It goes back to the 30's. The Glass-Steagall Act.
Basically that means that if you take insured deposits, you have to get out of the direct investment business. That was then and this is now. Glass-Steagall had a number of restrictive reforms that were inefficient. It also created a safe, regulated sandbox for the average citizens and a less regulated one for those that wanted something different. It was chipped at for years, and is now mostly gone.
Mr. Glass: Here [section 21] we prohibit the large private banks whose chief business is investment business, from receiving deposits. We separate them from the deposit banking business.
Mr. Robinson of Arkansas: That means if they wish to receive deposits they must have separate institutions for that purpose?
Mr. Glass: Yes.
Right now, the FDIC insured institutions have about $13 trillion in assets and $7 trillion in loans. The past 5 decades have been primarily a process where more and more transactions took place outside of regular banks. Money Market Funds were started in the early 70's and bought high grade commercial paper. This used to be a staple of banks. Just an example, but the regular banks tended to get "disintermediated."
You had money center banks that were somewhere between investment banks and vanilla banks. Then you had your pure investment banks, your brokerages, and the like.

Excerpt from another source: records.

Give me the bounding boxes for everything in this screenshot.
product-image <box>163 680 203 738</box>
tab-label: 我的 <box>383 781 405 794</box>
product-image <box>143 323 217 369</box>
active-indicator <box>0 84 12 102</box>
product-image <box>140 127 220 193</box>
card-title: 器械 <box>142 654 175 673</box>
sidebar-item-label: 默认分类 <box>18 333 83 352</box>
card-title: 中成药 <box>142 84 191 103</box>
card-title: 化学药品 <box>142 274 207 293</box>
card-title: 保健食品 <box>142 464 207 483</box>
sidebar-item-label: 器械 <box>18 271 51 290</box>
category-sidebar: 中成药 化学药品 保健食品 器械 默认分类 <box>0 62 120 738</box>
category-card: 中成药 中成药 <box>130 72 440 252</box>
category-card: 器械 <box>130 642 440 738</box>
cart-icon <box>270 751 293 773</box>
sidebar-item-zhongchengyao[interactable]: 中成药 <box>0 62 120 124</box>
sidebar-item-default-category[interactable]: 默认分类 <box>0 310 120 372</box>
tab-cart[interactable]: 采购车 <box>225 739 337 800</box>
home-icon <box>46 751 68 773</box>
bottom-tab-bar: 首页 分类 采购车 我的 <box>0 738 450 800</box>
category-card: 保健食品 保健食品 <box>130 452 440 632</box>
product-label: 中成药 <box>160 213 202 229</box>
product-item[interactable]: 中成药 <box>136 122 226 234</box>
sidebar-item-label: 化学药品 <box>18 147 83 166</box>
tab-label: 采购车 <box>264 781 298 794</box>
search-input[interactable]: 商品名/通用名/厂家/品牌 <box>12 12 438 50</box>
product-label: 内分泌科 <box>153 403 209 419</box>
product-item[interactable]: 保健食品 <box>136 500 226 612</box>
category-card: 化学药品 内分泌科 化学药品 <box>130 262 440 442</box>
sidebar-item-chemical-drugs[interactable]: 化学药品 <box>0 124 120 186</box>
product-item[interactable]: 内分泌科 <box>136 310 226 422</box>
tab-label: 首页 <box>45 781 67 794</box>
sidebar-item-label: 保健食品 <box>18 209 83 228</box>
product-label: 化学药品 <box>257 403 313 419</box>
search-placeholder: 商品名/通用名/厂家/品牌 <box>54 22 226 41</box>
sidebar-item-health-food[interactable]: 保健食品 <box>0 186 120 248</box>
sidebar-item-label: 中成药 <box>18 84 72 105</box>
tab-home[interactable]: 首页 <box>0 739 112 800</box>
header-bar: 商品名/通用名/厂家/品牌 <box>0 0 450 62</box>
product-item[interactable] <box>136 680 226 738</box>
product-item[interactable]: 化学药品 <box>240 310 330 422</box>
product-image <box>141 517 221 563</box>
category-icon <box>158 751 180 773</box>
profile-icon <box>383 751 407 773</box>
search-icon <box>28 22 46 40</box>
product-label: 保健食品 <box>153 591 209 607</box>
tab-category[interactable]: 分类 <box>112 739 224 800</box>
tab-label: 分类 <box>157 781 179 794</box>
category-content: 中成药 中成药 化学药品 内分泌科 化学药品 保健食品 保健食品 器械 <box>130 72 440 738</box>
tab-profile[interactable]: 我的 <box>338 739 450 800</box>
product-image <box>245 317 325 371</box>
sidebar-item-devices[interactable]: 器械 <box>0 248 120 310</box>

Regular banks can go bust -- witness the S&L crisis. However, it is a pretty simple business. You "make assets" like loans of various types and fund them with a layer of capital and deposits. Normal people can do this without computers. The did for decades.
Everyone knows that you don't let your vanilla banks get to fancy, and that they need to have an organized process if they fail. Basically, the FDIC comes in, declares it insolvent, turns the deposits (liabilities) and an equivalent amount of cash to another bank, and the depositors are up and running the next day. The FDIC then has the residue, which consist of loans of various quality levels and the collateral that is rounded up from the busted loans.
Then you have your capital markets operations. This stuff is done by investment banks, brokers, etc. Normal people can't understand it. They didn't understand it. It used to be hived off.
However, this is the area that is both failing and difficult. It is also an area that got crammed back into the regulated banking system and supported with taxpayer funds. Why?
Basically because if you tell the public, it's the banking system, they know it is important and can't fail. If you tell them it is brokers and derivative salesmen, they are likely to say no. So, if you want to bail out the capital markets people, regardless of where they are nominally hiding, you have to call them bankers.
Therefore, JPM acquired a huge deposit base, then scarfed up Bear Sterns, then grabbed another huge deposit base via WaMu. City has always been a mess in one way or another, and managed to have a decent sized deposit base, although as a "money center bank" it has been been too big to fail and bailed out once already. But in spite of its deposit base, it never was a regular bank. Then you had Merrill Lynch absorbed by Bank of America. Goldman and Morgan Stanley became regulated banks to grab some TARP funds.
All of a sudden, Wall Street is pretending to be regular banks in order to tap into the bailout funds.
I don't really know if Wall Street is essential to the financial system, but, unfortunately there is a decent argument. So much credit has bypassed normal banks via securitization that you can't say they aren't important. However, it is a stretch to call them Banks, except to confuse the public.
People are going nuts about nationalizing the banks. Anything that was similar to the traditional bank has already been worked over, and the worst are history. Indymac - gone. WaMu - gone. Wachovia -- gone. National City - gone. Not nationalized, but the stockholders were pretty much wiped out, the assets written way the hell down, and moved to someone that appeared stronger.
This is maybe 15% to 20% of the deposit base of regulated banks. So what is it that needs to be nationalized? It is Wall Street pretending to be regular banks. However, they have tended to get so tangled with regular banks that it is hard to sort things out.
Unmerge BAC and MER. Let Goldman and MS keep their TARP loans for another year or two and then pay them back.
The vanilla banking functions can continue without too much disruption. The community and commercial banking functions can be cleaned up easily enough.
The Capital Markets stuff is the real mess, and I have no idea how to really deal with them. However, I would assume that the worst abuses were in the past and there is never going to be anything resembling justice. Once you forget about that, it is just a pragmatic calculation of whether it is cheaper to bail them out or unwind them as quickly and orderly as possible.